Voltage dependence of measured STOCs and simulated STOCs. To record and measure STOCs at large negative potentials, E_K was set at −28 mV. (A, left) Traces exhibit STOCs recorded at different holding potentials (V_h). Vertical bar, 25 pA for the V_hs between –100 and –40 mV, and 50 pA for all others. (right) Simulated STOCs from 25 RYR2 puncta at the V_hs shown on the left.
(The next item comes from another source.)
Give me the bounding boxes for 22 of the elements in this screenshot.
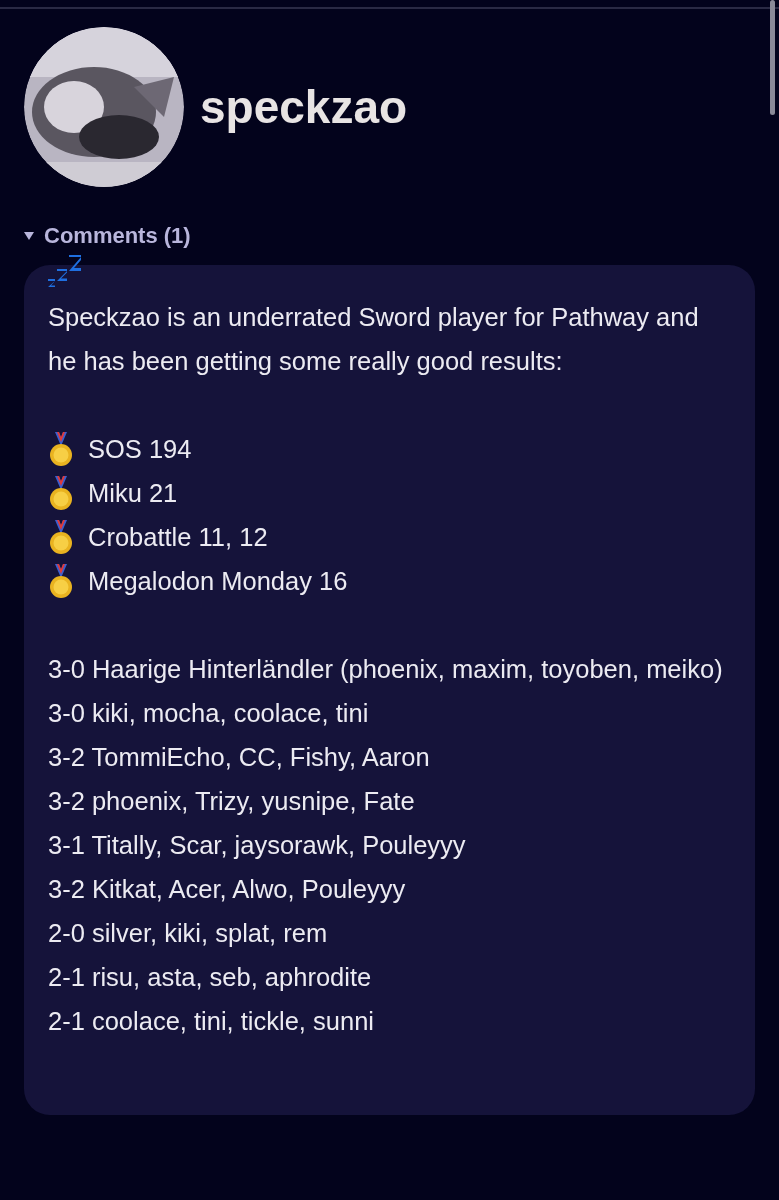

Note that the vertical bar in the left column also applies to all voltages on the right and represents 25 pA, but the horizontal time bar on the left does not apply to the results on the right (because the temporal spacing between simulated STOCs is arbitrary). (B) Averaged conductance of STOC (G_(STOC)) as a function of voltage derived from measured (left) and simulated (right) STOCs (n = 6 cells for both cases in B and C). (C) TTOD_STOC (closed and open squares for experimental and simulated data, respectively) and τ_decay (closed and open triangles) as a function of voltage. (D) Spatial organization of RYRs and BK channels in ASM cells. RYR1 and RYR2 clusters localize near the plasma membrane and functionally couple with approximately two to three BK channel clusters to generate STOCs. RYR3 clusters distribute near the nucleus and could activate targets to be determined. BK channels in the plasma membrane outside the Ca²⁺ spark microdomains could be activated by unknown Ca²⁺-permeable channels. SR, sarcoplasmic reticulum. Error bars represent means ± SEM.